Just points out that while MRI imaging is noninvasive– no wires or implants required– “It’s, you know, I don’t know, like a three-ton machine,” he laughs. And we’re not going to be doing this in shopping malls tomorrow.”
Still, they say it’s not too soon to start talking about the ethics of these technologies.
In the meantime, they point out, their aims are beneficial– decoding how our brains represent thoughts could also help study mental disorders like autism and schizophrenia.

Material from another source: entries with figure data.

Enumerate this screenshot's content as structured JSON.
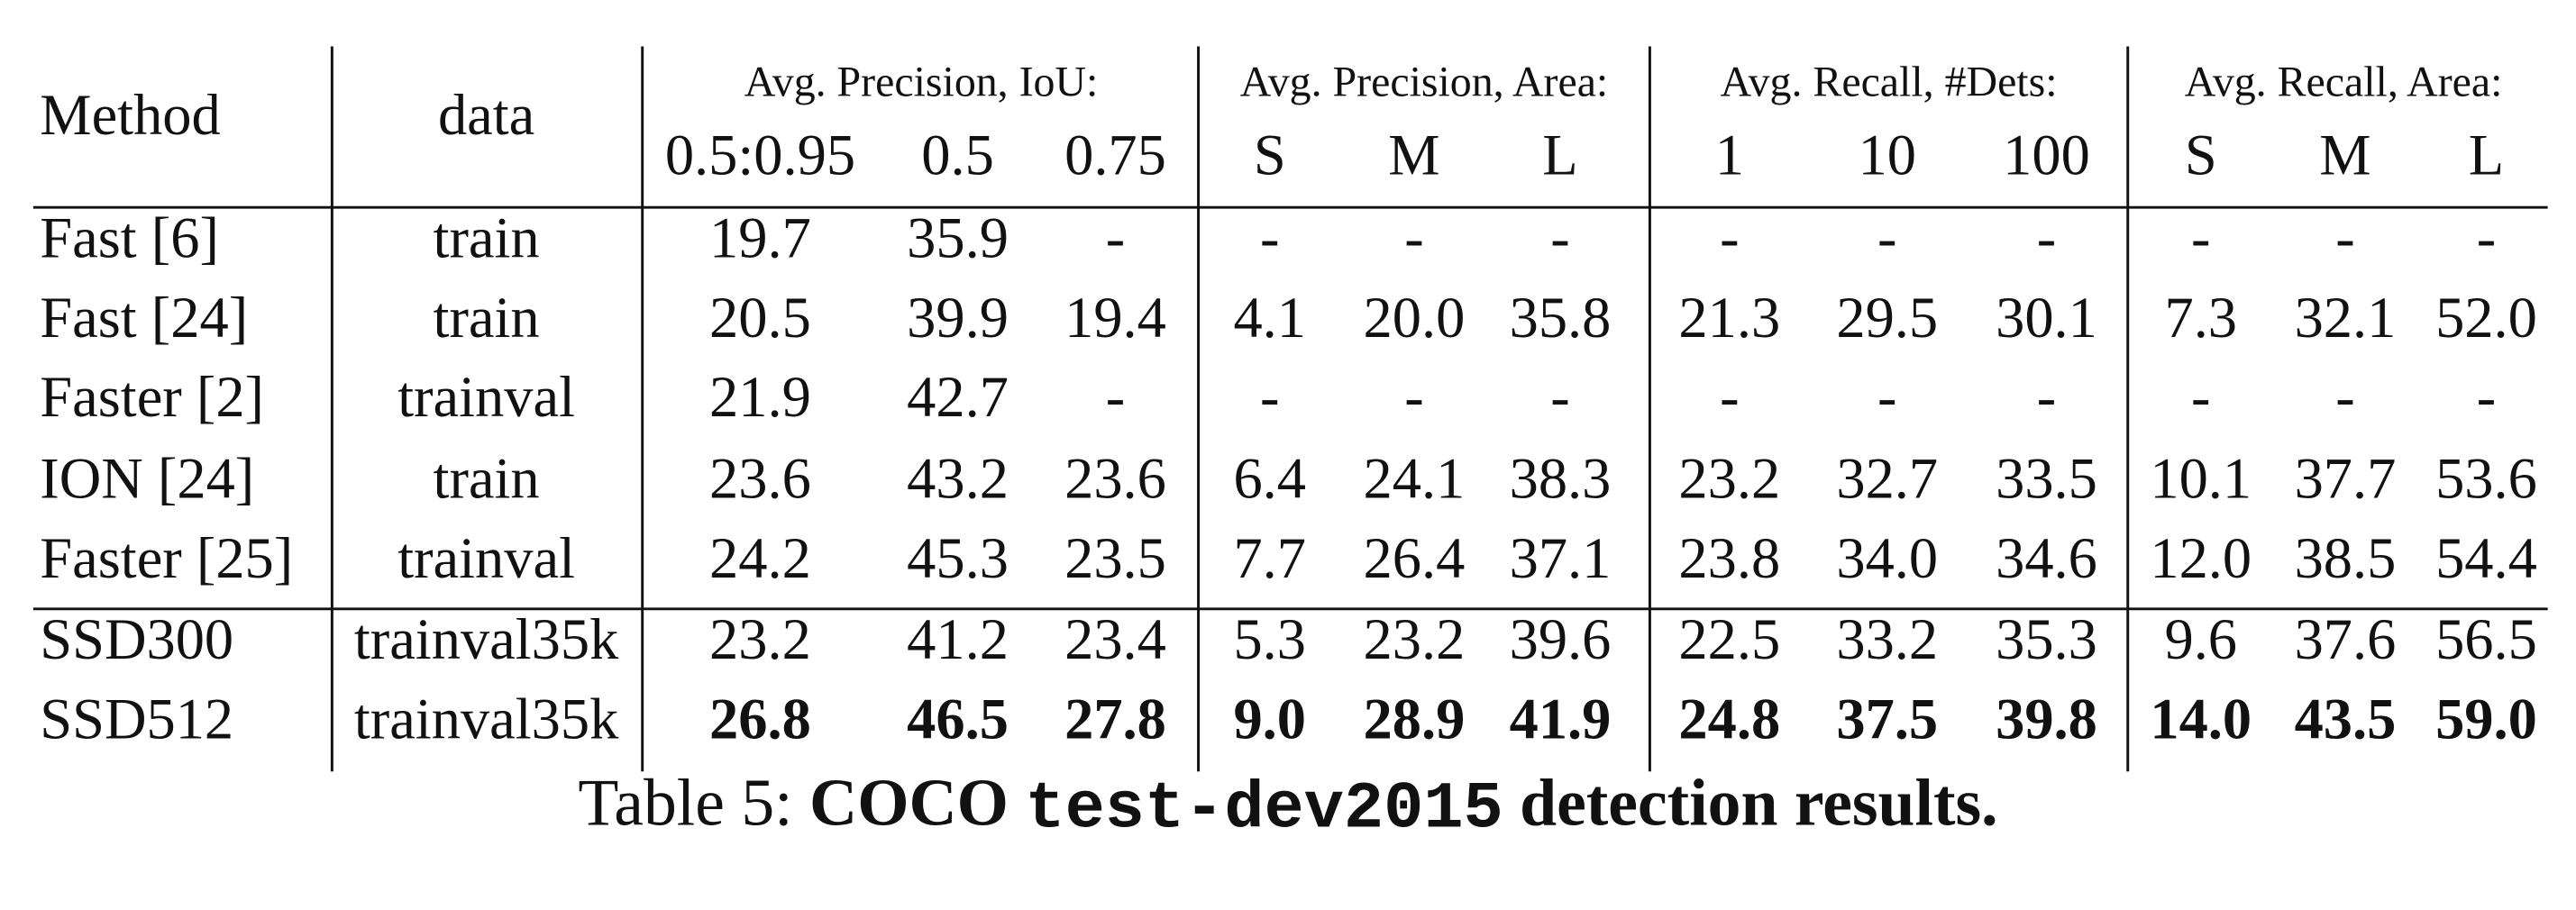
{
  "table": {
    "columns": [
      "Method",
      "data"
    ],
    "groups": [
      {
        "label": "Avg. Precision, IoU:",
        "subcolumns": [
          "0.5:0.95",
          "0.5",
          "0.75"
        ]
      },
      {
        "label": "Avg. Precision, Area:",
        "subcolumns": [
          "S",
          "M",
          "L"
        ]
      },
      {
        "label": "Avg. Recall, #Dets:",
        "subcolumns": [
          "1",
          "10",
          "100"
        ]
      },
      {
        "label": "Avg. Recall, Area:",
        "subcolumns": [
          "S",
          "M",
          "L"
        ]
      }
    ],
    "rows": [
      {
        "method": "Fast [6]",
        "data": "train",
        "values": [
          "19.7",
          "35.9",
          "-",
          "-",
          "-",
          "-",
          "-",
          "-",
          "-",
          "-",
          "-",
          "-"
        ]
      },
      {
        "method": "Fast [24]",
        "data": "train",
        "values": [
          "20.5",
          "39.9",
          "19.4",
          "4.1",
          "20.0",
          "35.8",
          "21.3",
          "29.5",
          "30.1",
          "7.3",
          "32.1",
          "52.0"
        ]
      },
      {
        "method": "Faster [2]",
        "data": "trainval",
        "values": [
          "21.9",
          "42.7",
          "-",
          "-",
          "-",
          "-",
          "-",
          "-",
          "-",
          "-",
          "-",
          "-"
        ]
      },
      {
        "method": "ION [24]",
        "data": "train",
        "values": [
          "23.6",
          "43.2",
          "23.6",
          "6.4",
          "24.1",
          "38.3",
          "23.2",
          "32.7",
          "33.5",
          "10.1",
          "37.7",
          "53.6"
        ]
      },
      {
        "method": "Faster [25]",
        "data": "trainval",
        "values": [
          "24.2",
          "45.3",
          "23.5",
          "7.7",
          "26.4",
          "37.1",
          "23.8",
          "34.0",
          "34.6",
          "12.0",
          "38.5",
          "54.4"
        ]
      },
      {
        "method": "SSD300",
        "data": "trainval35k",
        "values": [
          "23.2",
          "41.2",
          "23.4",
          "5.3",
          "23.2",
          "39.6",
          "22.5",
          "33.2",
          "35.3",
          "9.6",
          "37.6",
          "56.5"
        ]
      },
      {
        "method": "SSD512",
        "data": "trainval35k",
        "values": [
          "26.8",
          "46.5",
          "27.8",
          "9.0",
          "28.9",
          "41.9",
          "24.8",
          "37.5",
          "39.8",
          "14.0",
          "43.5",
          "59.0"
        ],
        "bold": true
      }
    ]
  },
  "caption": {
    "label": "Table 5:",
    "title": "COCO",
    "code": "test-dev2015",
    "rest": "detection results."
  }
}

“A person with paranoid schizophrenia– why are they frightened?” asks Just. “What are they concerned about? We might be able to tell what it is that concerns them. When a person with autism doesn’t develop sort of conventional friendships or relationships, we can ask how they view the people they interact with, we can see what the representation is like. Is there some element missing? Is there some new element pressent that isn’t normally there? “Once you get to the point of analyzing how people think, what they’re thinking about, it gives us a tremendous advantage in many kinds of medical issues having to do with brain function.”
This research was published online in PLoS One, January 2008, and funded by the W.M. Keck Foundation and the National Science Foundation.